Price too might be an issue, because the one GMK had were 15m, which i think is over 45 feet, and at $1US per foot and then add on shipping, it would probably come out being close to $70 or so i guessing. But ill email them and find out.

Also i think bunnings sell copper tubing, does anyone know if that would be suitable, and what it costs? And where would i go to get it coiled properly?

thanks for the surggestions justin


----------



## kman (2/12/04)

i think i might bite the bullet and buy one of these.

http://cgi.ebay.com/ws/eBayISAPI.dll?ViewI...mMakeTrack=true

i think they would be better and last longer too.

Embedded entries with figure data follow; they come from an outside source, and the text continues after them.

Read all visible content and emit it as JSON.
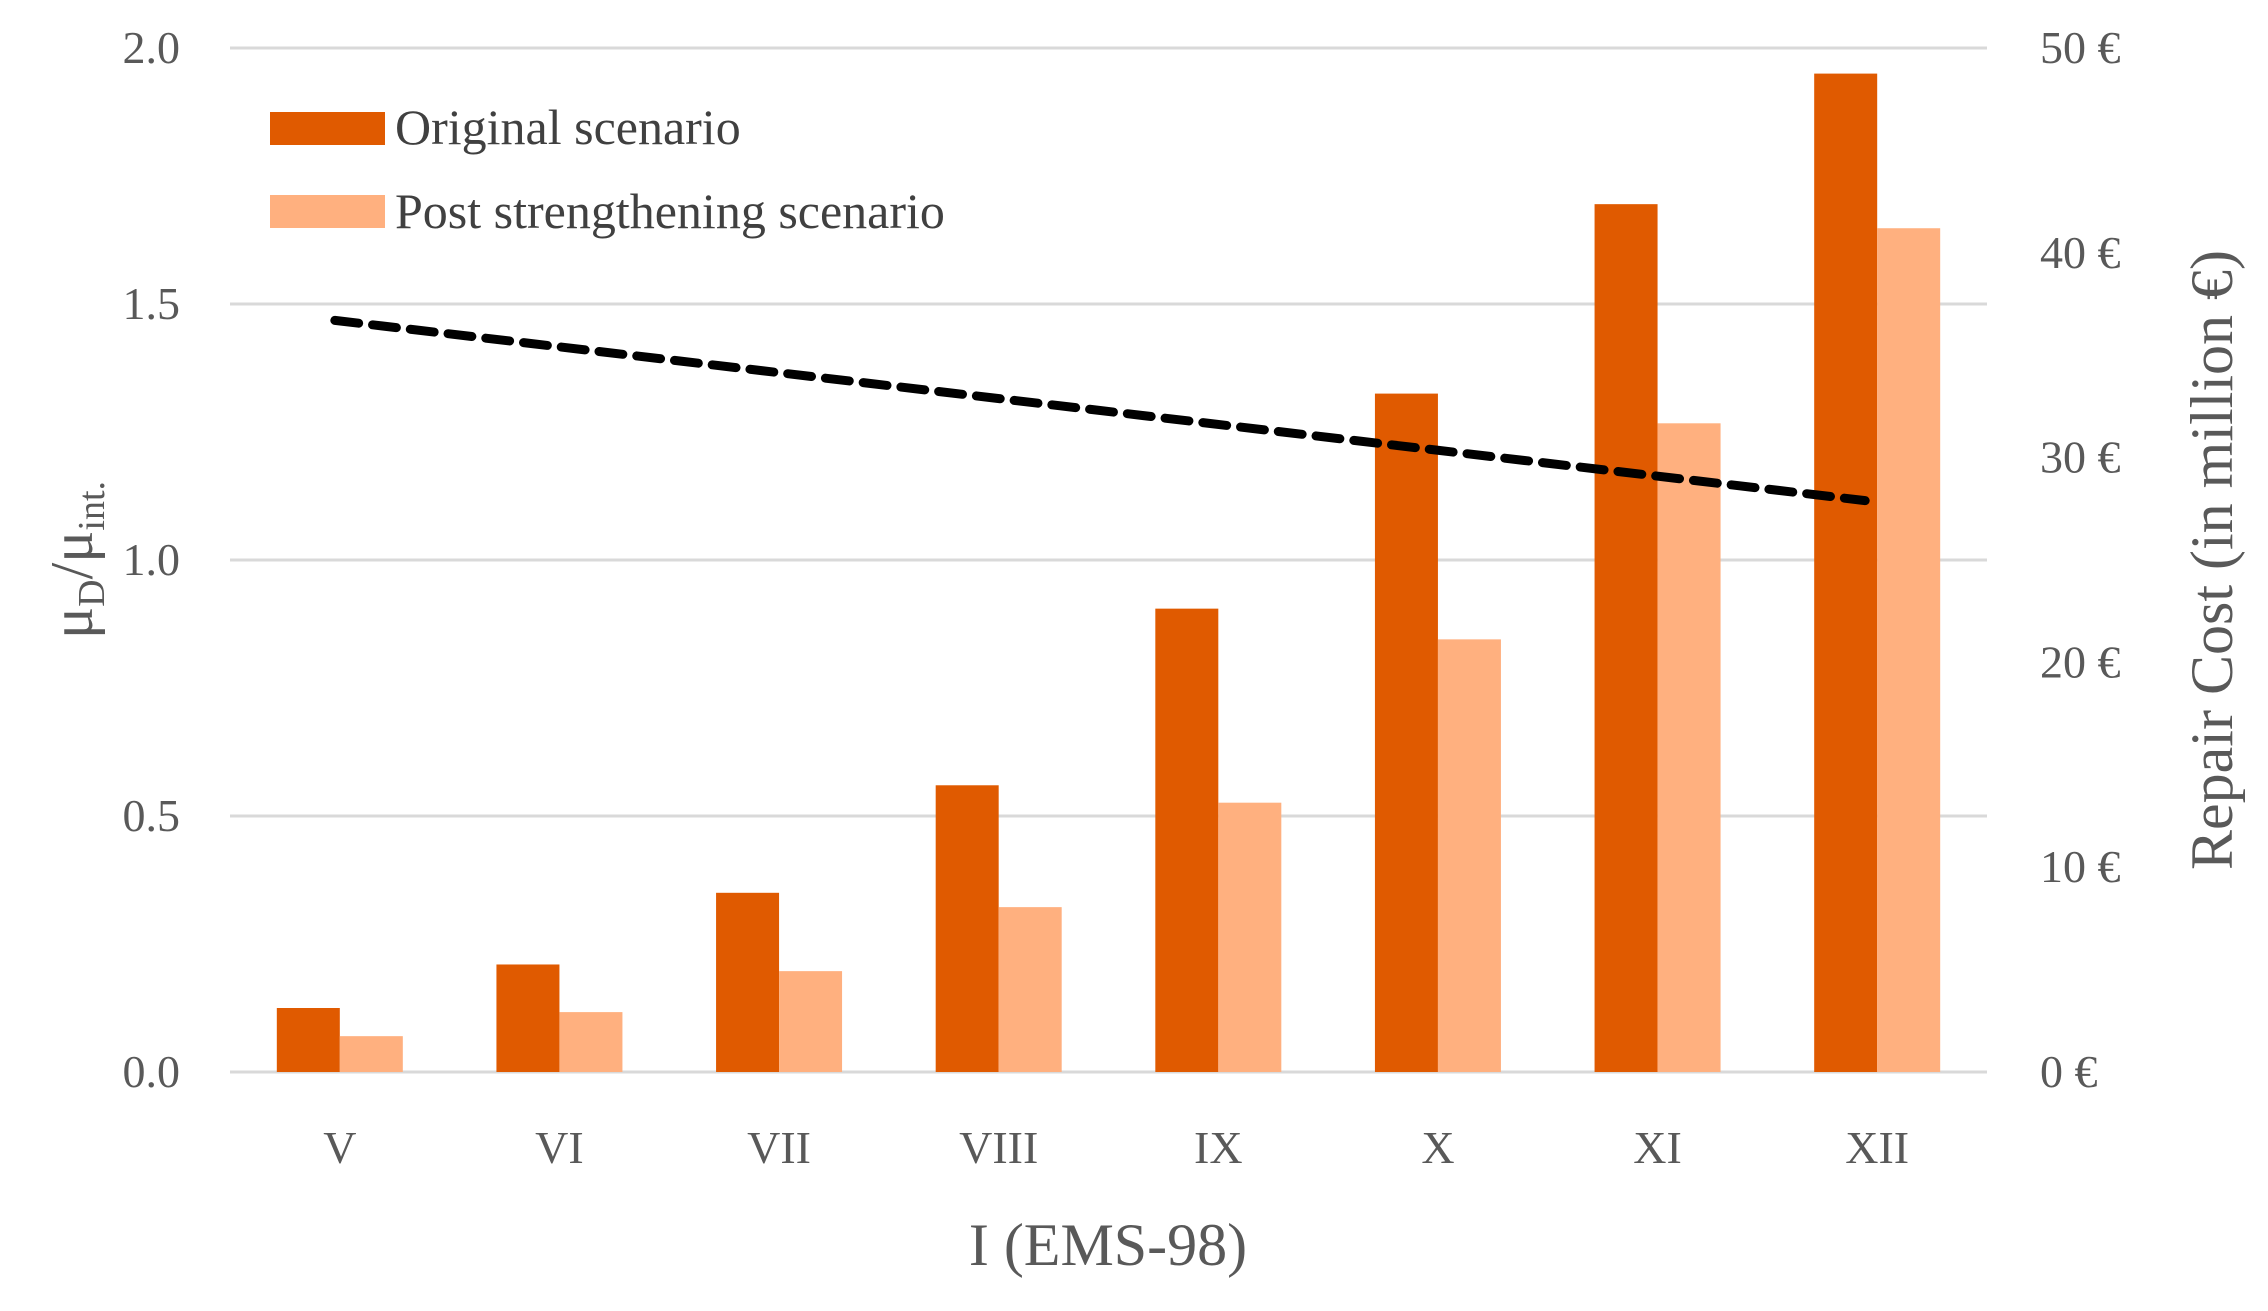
{
  "chart_data": {
    "type": "bar",
    "title": "",
    "xlabel": "I (EMS-98)",
    "ylabel": "μD/μint.",
    "ylabel_parts": {
      "mu1": "μ",
      "sub1": "D",
      "slash": "/",
      "mu2": "μ",
      "sub2": "int."
    },
    "y2label": "Repair Cost (in million €)",
    "categories": [
      "V",
      "VI",
      "VII",
      "VIII",
      "IX",
      "X",
      "XI",
      "XII"
    ],
    "series": [
      {
        "name": "Original scenario",
        "axis": "left",
        "type": "bar",
        "color": "#E05A00",
        "values": [
          0.125,
          0.21,
          0.35,
          0.56,
          0.905,
          1.325,
          1.695,
          1.95
        ]
      },
      {
        "name": "Post strengthening scenario",
        "axis": "left",
        "type": "bar",
        "color": "#FFB07F",
        "values": [
          0.07,
          0.117,
          0.197,
          0.322,
          0.526,
          0.845,
          1.267,
          1.648
        ]
      },
      {
        "name": "Repair cost",
        "axis": "right",
        "type": "line",
        "style": "dashed",
        "color": "#000000",
        "x_range": [
          "V",
          "XII"
        ],
        "values_start_end": [
          36.7,
          27.9
        ]
      }
    ],
    "ylim": [
      0,
      2.0
    ],
    "yticks": [
      "0.0",
      "0.5",
      "1.0",
      "1.5",
      "2.0"
    ],
    "y2lim": [
      0,
      50
    ],
    "y2ticks": [
      "0 €",
      "10 €",
      "20 €",
      "30 €",
      "40 €",
      "50 €"
    ],
    "grid": true,
    "legend_position": "upper-left-inside"
  },
  "legend": {
    "items": [
      {
        "label": "Original scenario",
        "color": "#E05A00"
      },
      {
        "label": "Post strengthening scenario",
        "color": "#FFB07F"
      }
    ]
  },
  "colors": {
    "original": "#E05A00",
    "post": "#FFB07F",
    "grid": "#D9D9D9",
    "text": "#595959",
    "trend": "#000000"
  }
}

and all of the plate sits under the ice and you could use a really small esky.


----------



## dreamboat (2/12/04)

I have a couple of SS coils at home. 
I will try to remember to take a piccy tonight and get some measurements, but generally, I would guesstimate a 6-8mm diameter, with a coil length of less than 300mm containing at least 10m of tube..... as I say, let me measure it all up, and I will get back to you.



Dreamboat


----------



## kman (2/12/04)

very interesting, very interesting indeed.

If the tubing is 6mm id be pretty keen to take it off your hands


----------



## Justin (2/12/04)

Well you could use copper tubing too. 1/4" cost around $4p/m so it might add up quick but because you only plan to use it for parties and it's not a permanent set up it copper wouldn't matter (no different to a CFC). Also easy to bend.

JD


----------



## dreamboat (3/12/04)

Righto...
Surprised even myself by remembering to take photo's last night, and even more so, by bringing the camera with me to download them!!!

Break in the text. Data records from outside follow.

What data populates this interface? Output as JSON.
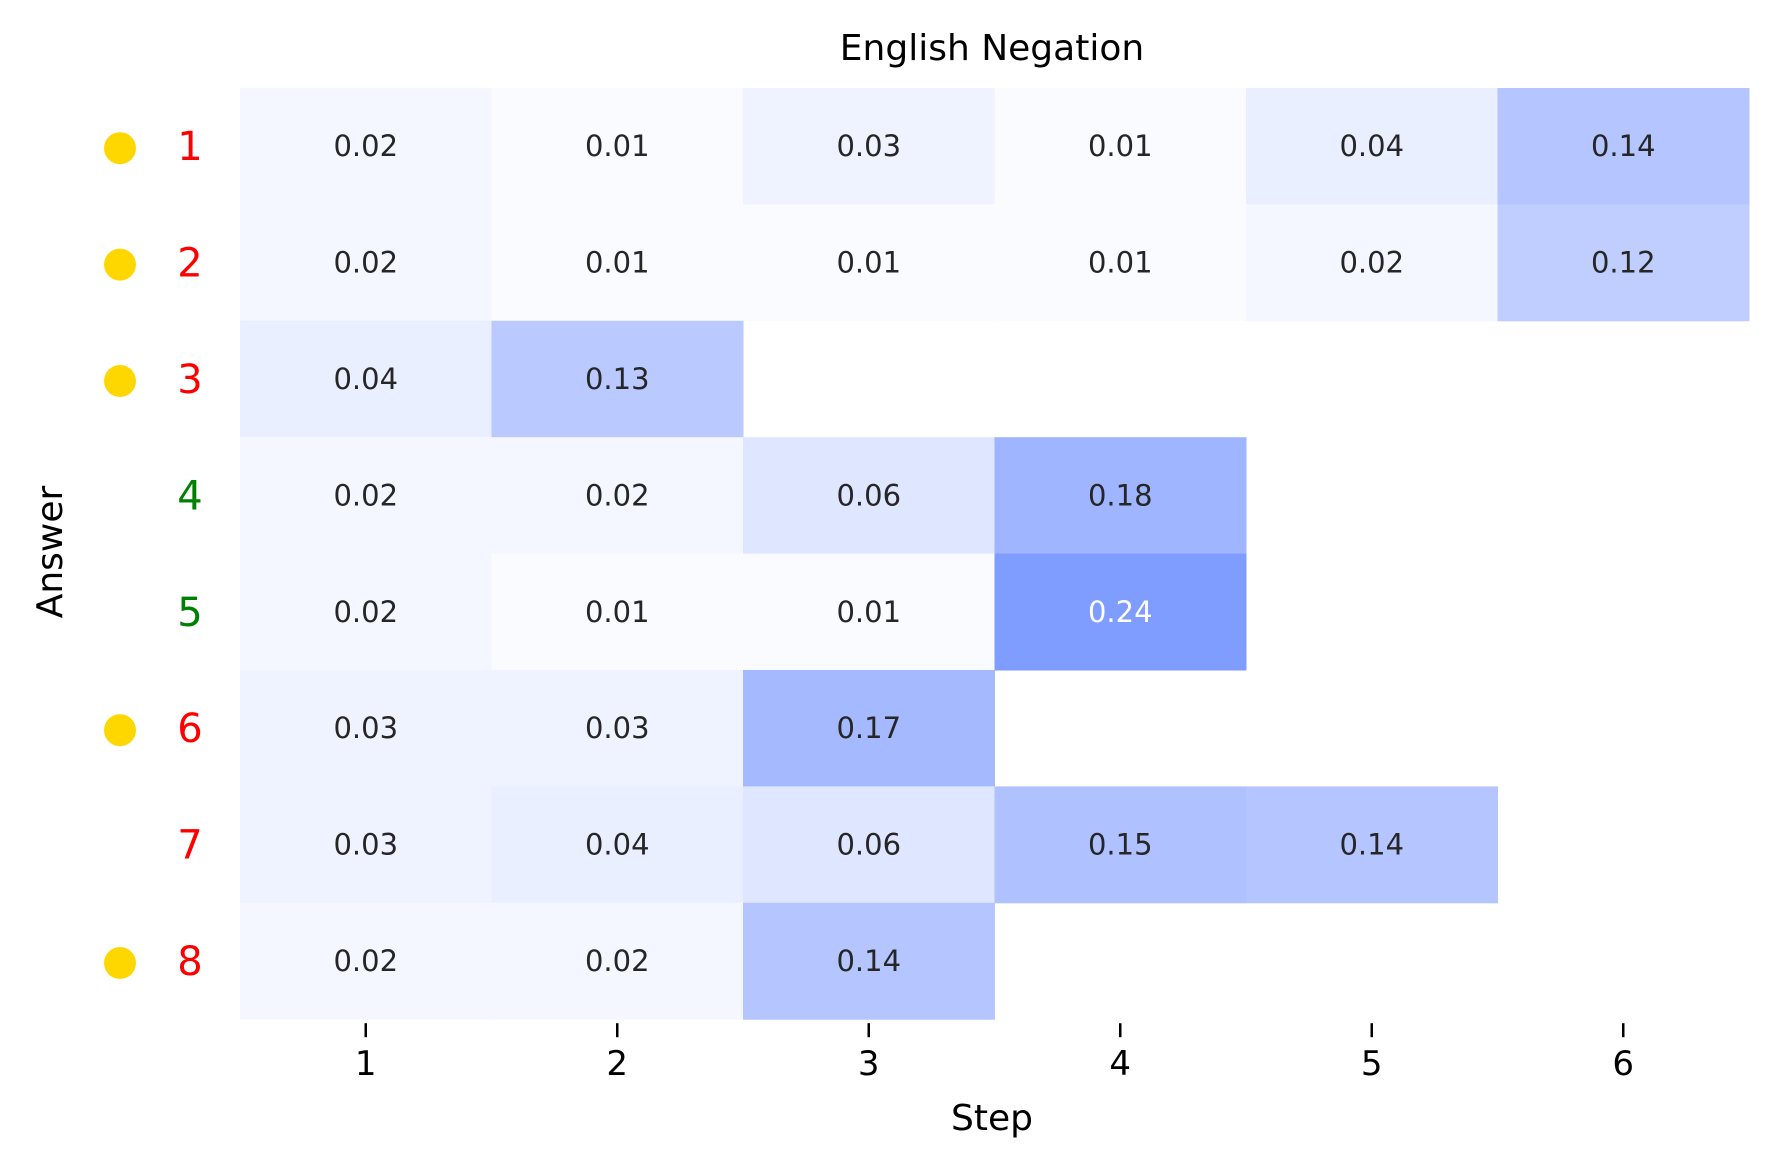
{
  "chart_data": {
    "type": "heatmap",
    "title": "English Negation",
    "xlabel": "Step",
    "ylabel": "Answer",
    "x_categories": [
      "1",
      "2",
      "3",
      "4",
      "5",
      "6"
    ],
    "rows": [
      {
        "label": "1",
        "label_color": "#ff0000",
        "marker": true,
        "values": [
          0.02,
          0.01,
          0.03,
          0.01,
          0.04,
          0.14
        ]
      },
      {
        "label": "2",
        "label_color": "#ff0000",
        "marker": true,
        "values": [
          0.02,
          0.01,
          0.01,
          0.01,
          0.02,
          0.12
        ]
      },
      {
        "label": "3",
        "label_color": "#ff0000",
        "marker": true,
        "values": [
          0.04,
          0.13,
          null,
          null,
          null,
          null
        ]
      },
      {
        "label": "4",
        "label_color": "#008000",
        "marker": false,
        "values": [
          0.02,
          0.02,
          0.06,
          0.18,
          null,
          null
        ]
      },
      {
        "label": "5",
        "label_color": "#008000",
        "marker": false,
        "values": [
          0.02,
          0.01,
          0.01,
          0.24,
          null,
          null
        ]
      },
      {
        "label": "6",
        "label_color": "#ff0000",
        "marker": true,
        "values": [
          0.03,
          0.03,
          0.17,
          null,
          null,
          null
        ]
      },
      {
        "label": "7",
        "label_color": "#ff0000",
        "marker": false,
        "values": [
          0.03,
          0.04,
          0.06,
          0.15,
          0.14,
          null
        ]
      },
      {
        "label": "8",
        "label_color": "#ff0000",
        "marker": true,
        "values": [
          0.02,
          0.02,
          0.14,
          null,
          null,
          null
        ]
      }
    ],
    "marker_color": "#ffd700",
    "colormap": {
      "low": "#ffffff",
      "high": "#7f9cff",
      "vmin": 0.0,
      "vmax": 0.24
    },
    "grid": false
  }
}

The two coils shown are slightly different.
Both are around 8mm diameter (couldn't find the micrometer to be sure).
Both have 20 coils.
The smaller one contains around 6m of tube, the larger 7.2m. The straight sections of each coil are 80mm, with 45mm and 65mm bends respectively. one end of each has a flared fitting, and the other is pressed and welded to close it off.


Dreamboat


----------



## kman (3/12/04)

i think 8mm would be too big, and couldnt cool the beer properly (as less surface area of beer would be touching the coil)

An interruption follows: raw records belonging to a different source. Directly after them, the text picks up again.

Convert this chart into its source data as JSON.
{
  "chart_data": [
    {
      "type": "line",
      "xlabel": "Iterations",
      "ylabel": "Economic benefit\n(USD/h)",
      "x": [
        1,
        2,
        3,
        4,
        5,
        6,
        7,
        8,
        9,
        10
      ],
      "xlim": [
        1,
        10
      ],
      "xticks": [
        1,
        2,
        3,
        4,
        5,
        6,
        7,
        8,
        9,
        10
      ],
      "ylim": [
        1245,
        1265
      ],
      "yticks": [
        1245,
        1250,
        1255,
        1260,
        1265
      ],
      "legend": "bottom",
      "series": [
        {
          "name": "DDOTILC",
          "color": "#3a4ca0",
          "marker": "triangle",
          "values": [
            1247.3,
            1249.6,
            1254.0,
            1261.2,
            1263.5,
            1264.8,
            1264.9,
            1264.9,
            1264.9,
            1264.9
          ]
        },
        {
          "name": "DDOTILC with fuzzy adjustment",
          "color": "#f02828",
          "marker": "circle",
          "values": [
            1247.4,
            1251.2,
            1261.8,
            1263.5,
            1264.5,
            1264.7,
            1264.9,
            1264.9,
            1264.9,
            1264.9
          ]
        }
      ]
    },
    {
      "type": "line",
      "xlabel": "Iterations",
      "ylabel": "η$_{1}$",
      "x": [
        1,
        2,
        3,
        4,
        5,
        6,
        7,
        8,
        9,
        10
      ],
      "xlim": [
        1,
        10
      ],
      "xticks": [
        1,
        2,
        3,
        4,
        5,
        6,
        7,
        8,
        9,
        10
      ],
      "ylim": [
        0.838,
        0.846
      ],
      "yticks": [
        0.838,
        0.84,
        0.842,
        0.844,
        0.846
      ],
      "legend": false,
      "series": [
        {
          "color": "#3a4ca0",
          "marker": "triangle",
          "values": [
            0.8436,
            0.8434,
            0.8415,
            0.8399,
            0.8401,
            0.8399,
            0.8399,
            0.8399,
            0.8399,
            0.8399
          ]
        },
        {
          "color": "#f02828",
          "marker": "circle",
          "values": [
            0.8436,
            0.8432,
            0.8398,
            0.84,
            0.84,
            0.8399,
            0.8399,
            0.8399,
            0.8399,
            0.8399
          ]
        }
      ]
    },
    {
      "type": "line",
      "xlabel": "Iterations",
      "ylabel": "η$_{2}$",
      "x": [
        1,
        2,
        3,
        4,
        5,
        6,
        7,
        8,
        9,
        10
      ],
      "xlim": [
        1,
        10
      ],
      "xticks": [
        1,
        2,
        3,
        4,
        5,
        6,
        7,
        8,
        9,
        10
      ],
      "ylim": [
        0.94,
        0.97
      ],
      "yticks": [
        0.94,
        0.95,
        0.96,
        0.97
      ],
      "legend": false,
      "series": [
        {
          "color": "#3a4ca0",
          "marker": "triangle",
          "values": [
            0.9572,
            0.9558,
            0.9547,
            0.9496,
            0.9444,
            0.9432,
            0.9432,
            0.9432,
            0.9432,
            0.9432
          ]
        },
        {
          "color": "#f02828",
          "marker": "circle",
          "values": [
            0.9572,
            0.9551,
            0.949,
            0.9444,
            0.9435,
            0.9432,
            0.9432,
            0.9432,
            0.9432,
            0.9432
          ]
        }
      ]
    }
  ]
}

6mm stuff you be the go i think


----------



## Poodz (3/12/04)

Thats me on page 1 

I got a fridge extension for my esky to stick a pull down tap on the side, havent got around to installing yet as ive been too lazy.

Anyway... to answer kmans question, i had my beer cooled in the fridge, not freezing but cool. I had the keg out at room temp for 4-5 hours and the beer was still pouring very cold. My esky must be pretty good as the ice cubes still hadnt melted the next morning... mind you it was a cold night.

BTW kman, are u using that thermostat in your freezer?

Poodz.


----------



## kman (3/12/04)

yeah i am poodz, got it too work in the end, the highest it sits at in my freezer was 1 degree, any other setting it would freeze the beer, thats thats alright, cos i like em cold.

the only incident ive had with it so far was when i had heaps of people over, and we kept opening and closing the lid, i think the change in air temps kept triggering it to start, and frooze 2 kegs. I think i can remedy that by covering the temp sensor with something, so its not affected as much.

i like the idea of the mounted tap, i think when i order some stuff from the states ill invest in a few, and maybe a proper 2 circuit cooler plate, so i can have two kegs running from a very small esky cooler with 2 mounted taps

should look a treat. But ill save that for about mid next year, first ill get this baby up and running. Mine will be pretty much exactly the same as yours, with the picnic tap and cooling coil in a medium esky


----------



## Poodz (7/12/04)

Glad to hear the thermostat is working for u kman. I had a cover over the temp sensor. Wish i hadnt sold it now as it turns out i think my freezers snuffed it...

Anyway, just wish i had a few more occasions to use my miracle box!!! xmas is coming up and new years. I think it might get some service then.


----------



## kman (8/12/04)

i think once i have finished my box, it will be close to the most used piece of brewing equipment i own. As im a 20yr old uni student, so it will be somewhere at a party every weekend, and during holidays, it will be in use most days.


----------